Democrat Charles Schumer of New York sat between Republicans John McCain of Arizona and Lindsey Graham of South Carolina. The three are part of a bipartisan Senate group crafting legislation to overhaul the U.S. immigration laws.
By contrast, members of the House of Representatives seemed inclined to remain seated by party.
"That's just showmanship when people do that," Republican Representative Scott Garrett said of the Senate's more chummy approach.
"We need more than showmanship on that. We need substance. We haven't gotten that from the administration," said Garrett who sat at the back with a former New Jersey lawmaker.
Republicans and Democrats have traditionally sat on opposite sides during the State of the Union address, but senators began to mingle their seating charts after former Democratic Representative Gabrielle Giffords was gravely wounded in a shooting in 2011. They continued it in 2012 despite a bitter election campaign.
To some observers, the partisan sniping seemed less this year.
"What stood out for me was the tone. It wasn't in-your-face partisan," said Senator Angus King, newly sworn-in independent from Maine who caucuses with Democrats. "I saw (Senate Republican leader) Mitch McConnell on his feet a couple of times."
There were no partisan outbursts like in September 2009, when a Republican representative shouted "you lie" at Obama during a joint session of Congress while the president was speaking about healthcare reform.
But while there were big Republican standing ovations for sections on bringing troops home, immigration reform and reforms to reduce long lines at voting booths, the applause from Republicans was more tepid on more liberal agenda items such as gun control and gay rights.

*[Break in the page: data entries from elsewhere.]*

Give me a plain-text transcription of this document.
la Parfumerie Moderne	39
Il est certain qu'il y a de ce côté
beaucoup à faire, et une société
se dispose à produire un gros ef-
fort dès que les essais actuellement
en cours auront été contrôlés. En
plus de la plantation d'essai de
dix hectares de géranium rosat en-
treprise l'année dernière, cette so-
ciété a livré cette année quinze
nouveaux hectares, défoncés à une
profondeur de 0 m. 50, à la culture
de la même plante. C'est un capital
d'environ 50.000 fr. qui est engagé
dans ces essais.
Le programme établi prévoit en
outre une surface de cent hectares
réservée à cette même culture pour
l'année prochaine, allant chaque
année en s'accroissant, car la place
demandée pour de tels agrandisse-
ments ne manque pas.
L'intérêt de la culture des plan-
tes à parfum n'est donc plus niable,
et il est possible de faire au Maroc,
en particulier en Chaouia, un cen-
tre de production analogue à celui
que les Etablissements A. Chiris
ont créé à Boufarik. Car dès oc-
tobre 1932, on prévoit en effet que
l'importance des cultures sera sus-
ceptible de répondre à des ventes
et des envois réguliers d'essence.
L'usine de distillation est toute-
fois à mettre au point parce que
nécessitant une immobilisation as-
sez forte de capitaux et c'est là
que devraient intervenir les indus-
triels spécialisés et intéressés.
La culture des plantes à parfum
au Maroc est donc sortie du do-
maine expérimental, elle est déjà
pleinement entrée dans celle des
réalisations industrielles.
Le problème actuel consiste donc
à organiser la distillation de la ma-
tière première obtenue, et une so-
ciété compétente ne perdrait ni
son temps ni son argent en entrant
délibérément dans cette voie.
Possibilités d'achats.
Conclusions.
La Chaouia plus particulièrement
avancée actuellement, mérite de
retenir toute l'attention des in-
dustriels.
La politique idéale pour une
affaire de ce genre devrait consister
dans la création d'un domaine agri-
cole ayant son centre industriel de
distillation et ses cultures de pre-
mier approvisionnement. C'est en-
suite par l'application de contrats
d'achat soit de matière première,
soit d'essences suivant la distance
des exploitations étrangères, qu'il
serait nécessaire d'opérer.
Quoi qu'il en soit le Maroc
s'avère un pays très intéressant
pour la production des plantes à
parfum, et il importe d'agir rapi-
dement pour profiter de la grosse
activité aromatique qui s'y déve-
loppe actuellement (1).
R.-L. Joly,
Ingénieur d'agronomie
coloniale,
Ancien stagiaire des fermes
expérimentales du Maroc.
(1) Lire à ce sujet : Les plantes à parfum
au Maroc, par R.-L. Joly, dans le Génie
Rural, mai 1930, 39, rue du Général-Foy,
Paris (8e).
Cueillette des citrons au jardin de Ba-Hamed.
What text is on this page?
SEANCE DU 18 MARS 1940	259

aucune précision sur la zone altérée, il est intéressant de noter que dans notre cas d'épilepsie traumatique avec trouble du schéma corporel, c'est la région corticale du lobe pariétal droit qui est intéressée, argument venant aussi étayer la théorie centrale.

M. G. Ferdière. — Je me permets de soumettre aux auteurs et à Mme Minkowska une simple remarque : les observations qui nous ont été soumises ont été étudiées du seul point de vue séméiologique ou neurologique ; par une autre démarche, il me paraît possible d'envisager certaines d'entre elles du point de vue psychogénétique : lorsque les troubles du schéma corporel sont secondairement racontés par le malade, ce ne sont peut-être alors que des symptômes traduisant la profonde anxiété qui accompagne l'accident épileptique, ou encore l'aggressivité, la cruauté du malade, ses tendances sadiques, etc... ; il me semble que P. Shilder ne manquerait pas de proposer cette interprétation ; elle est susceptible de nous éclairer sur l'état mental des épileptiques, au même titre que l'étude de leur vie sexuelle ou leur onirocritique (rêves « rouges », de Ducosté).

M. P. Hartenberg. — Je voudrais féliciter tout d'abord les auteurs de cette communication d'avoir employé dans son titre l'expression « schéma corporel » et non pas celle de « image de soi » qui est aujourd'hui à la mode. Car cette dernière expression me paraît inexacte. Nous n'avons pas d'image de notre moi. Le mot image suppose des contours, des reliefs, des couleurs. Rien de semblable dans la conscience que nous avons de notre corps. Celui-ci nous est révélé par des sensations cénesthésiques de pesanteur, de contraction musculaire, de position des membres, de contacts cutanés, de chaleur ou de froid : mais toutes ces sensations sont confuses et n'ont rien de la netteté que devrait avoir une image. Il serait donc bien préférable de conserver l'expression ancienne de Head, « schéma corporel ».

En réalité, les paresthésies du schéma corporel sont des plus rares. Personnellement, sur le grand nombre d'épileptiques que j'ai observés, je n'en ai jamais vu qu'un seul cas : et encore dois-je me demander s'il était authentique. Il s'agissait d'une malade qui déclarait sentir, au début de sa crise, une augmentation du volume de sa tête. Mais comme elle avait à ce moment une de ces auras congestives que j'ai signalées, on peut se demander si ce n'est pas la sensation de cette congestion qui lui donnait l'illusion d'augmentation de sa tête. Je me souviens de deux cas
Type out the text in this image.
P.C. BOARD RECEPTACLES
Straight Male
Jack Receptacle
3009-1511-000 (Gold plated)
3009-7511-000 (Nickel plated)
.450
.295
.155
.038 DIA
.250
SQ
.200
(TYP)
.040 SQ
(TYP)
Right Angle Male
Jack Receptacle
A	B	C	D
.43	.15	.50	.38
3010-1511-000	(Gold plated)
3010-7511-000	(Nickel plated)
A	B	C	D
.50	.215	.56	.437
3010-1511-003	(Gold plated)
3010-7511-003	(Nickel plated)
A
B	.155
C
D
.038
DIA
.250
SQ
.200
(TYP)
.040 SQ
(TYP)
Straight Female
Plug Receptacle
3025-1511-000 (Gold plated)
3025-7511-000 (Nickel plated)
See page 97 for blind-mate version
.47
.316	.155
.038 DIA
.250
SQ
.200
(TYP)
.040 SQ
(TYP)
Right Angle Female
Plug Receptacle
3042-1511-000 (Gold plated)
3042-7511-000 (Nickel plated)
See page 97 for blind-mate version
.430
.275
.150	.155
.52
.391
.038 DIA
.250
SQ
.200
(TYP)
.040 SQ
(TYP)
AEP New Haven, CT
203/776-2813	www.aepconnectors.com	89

Some lawmakers said they preferred to avoid a false sense of cooperation.
"The last two years I heard a lot about that. I didn't even hear the rumor on that this year," said Republican James Lankford of Oklahoma, who sat with the Republican leadership team.
"There's nothing wrong with sitting with members of the other party. But when it becomes I am going to do my press release to show how bipartisan I am because of who I sat next to... It's just for show," he said.